Disons auparavant, que Jean Vaucourt, frappé par le poignard du vicomte de Loys, n’était pas mort : le cœur n’avait pas été atteint, et la forte constitution du jeune homme avait prévalu.

Quant au vicomte, que Marguerite de Loisel n’avait pas voulu dénoncer par manque d’une preuve positive, il avait quitté l’hôpital deux jours après avoir commis son attentat contre le capitaine des gardes du Marquis de Vaudreuil, et il avait enragé d’une haine folle en apprenant que Jean Vaucourt était sauvé.

Or, ces événements subits, notamment la disparition d’Héloïse de chez M. Pierrelieu, le suicide de Mlle Pierrelieu et l’attentat commis contre la personne du capitaine, avaient tout à fait dérouté notre ami Flambard dans ses recherches pour retrouver Héloïse et son enfant. Il se voyait, lui et ses amis, environné d’ennemis insaisissables, et il finissait par s’avouer qu’il était incapable de prévenir leurs coups. Pourtant ces ennemis, il les connaissait, il les devinait du moins, et pour s’en débarrasser ou les empêcher d’agir il cherchait vainement un moyen efficace. Et maintenant qu’il avait perdu la trace d’Héloïse, il ne savait plus où donner de la tête, où frapper : la jeune femme demeurait introuvable. Le père Croquelin, besace au dos, avait fouillé toute la ville et il n’avait pas réussi à trouver la moindre piste.

Et l’hiver était venu.

Les deux amis n’avaient pas plus trouvé trace de l’enfant d’Héloïse, et le plus grand mystère semblait entourer sa disparition. Et voilà que peu à peu le découragement s’emparait de cette âme forte qu’était celle de Flambard.

Deux hommes, toutefois, pouvaient lui faire pénétrer le mystère : Bigot et le vicomte de Loys, et peut-être aussi Deschenaux. Mais comment atteindre ces hommes, ou comment leur faire rendre un secret dont ils devaient être fort jaloux ? Car ces hommes, c’était le pouvoir, et le premier, Bigot, contrôlait la finance, le commerce, la police et même la politique ! Oui, comment arriver à soumettre ces personnages à sa volonté ? Car de Loys avait été nommé lieutenant de police alors que les troupes coloniales se dirigeaient vers la frontière, et le lieutenant de police était, après l’intendant, le second pouvoir.

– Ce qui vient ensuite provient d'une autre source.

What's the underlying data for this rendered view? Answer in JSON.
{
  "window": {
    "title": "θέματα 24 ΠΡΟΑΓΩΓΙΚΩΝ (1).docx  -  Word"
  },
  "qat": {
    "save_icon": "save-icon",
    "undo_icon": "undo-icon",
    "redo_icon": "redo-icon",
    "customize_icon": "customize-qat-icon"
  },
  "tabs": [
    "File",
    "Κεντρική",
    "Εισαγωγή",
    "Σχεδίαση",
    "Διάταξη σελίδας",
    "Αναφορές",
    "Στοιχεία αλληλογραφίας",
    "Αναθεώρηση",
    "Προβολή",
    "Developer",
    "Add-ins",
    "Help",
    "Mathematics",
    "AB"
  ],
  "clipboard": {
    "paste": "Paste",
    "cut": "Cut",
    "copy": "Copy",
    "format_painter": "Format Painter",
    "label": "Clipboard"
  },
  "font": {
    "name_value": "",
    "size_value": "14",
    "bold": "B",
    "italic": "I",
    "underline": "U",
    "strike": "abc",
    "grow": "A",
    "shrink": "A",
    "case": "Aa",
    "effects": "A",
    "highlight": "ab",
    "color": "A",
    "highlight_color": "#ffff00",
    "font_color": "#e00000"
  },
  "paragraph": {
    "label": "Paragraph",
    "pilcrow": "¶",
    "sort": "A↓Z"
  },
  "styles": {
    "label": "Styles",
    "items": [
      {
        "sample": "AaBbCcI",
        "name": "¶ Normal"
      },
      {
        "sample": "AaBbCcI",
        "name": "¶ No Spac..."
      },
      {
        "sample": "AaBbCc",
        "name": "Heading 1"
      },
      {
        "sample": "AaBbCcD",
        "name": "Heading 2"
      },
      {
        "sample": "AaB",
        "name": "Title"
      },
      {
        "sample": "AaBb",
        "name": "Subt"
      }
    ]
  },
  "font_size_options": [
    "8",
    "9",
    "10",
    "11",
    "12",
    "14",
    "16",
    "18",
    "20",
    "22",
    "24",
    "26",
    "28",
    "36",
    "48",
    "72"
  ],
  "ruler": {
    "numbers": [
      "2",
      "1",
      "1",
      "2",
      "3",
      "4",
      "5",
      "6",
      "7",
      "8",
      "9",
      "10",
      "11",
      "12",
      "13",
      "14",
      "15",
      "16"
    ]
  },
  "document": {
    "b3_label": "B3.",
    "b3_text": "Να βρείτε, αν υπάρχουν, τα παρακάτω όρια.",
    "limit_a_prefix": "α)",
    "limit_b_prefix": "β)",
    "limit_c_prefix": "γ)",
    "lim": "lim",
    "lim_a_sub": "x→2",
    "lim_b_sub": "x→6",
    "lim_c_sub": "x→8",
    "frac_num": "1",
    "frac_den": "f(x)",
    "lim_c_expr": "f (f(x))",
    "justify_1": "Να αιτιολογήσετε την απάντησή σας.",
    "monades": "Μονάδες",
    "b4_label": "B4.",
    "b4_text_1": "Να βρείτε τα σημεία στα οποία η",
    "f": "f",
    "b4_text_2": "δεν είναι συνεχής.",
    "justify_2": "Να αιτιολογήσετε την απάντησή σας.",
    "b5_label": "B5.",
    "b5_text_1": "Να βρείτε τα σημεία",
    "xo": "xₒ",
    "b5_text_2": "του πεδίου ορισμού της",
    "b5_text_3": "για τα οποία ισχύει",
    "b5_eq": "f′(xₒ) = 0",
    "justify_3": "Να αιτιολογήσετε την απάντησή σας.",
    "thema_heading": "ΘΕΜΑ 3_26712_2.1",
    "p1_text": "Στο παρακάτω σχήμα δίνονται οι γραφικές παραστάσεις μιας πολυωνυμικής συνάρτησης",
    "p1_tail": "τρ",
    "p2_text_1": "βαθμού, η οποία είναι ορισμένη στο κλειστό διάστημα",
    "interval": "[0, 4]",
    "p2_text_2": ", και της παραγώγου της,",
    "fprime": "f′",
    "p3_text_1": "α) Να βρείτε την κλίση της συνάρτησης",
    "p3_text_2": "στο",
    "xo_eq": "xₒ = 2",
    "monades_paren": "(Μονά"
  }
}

Puis, entre l’intendant et le lieutenant de police surgissait cette ombre sournoise et tortueuse qu’était Deschenaux factotum de l’intendant, être presque insaisissable, ombre qui glissait dans l’ombre.

Certes, Flambard pouvait, au pis aller et s’il l’eût voulu, venger Héloïse et Jean Vaucourt en se jetant, la rapière au poing, contre ces trois monstres et les envoyer faire de l’agiotage et du mystère dans l’autre monde, mais cela n’eût pas avancé ses affaires. Il se promettait bien de tout faire pour les rayer du corps de la société, mais auparavant il importait de sauver ses amis, et pour les sauver il avait besoin de saisir les secrets et les trames de l’intendant et de ses laquais.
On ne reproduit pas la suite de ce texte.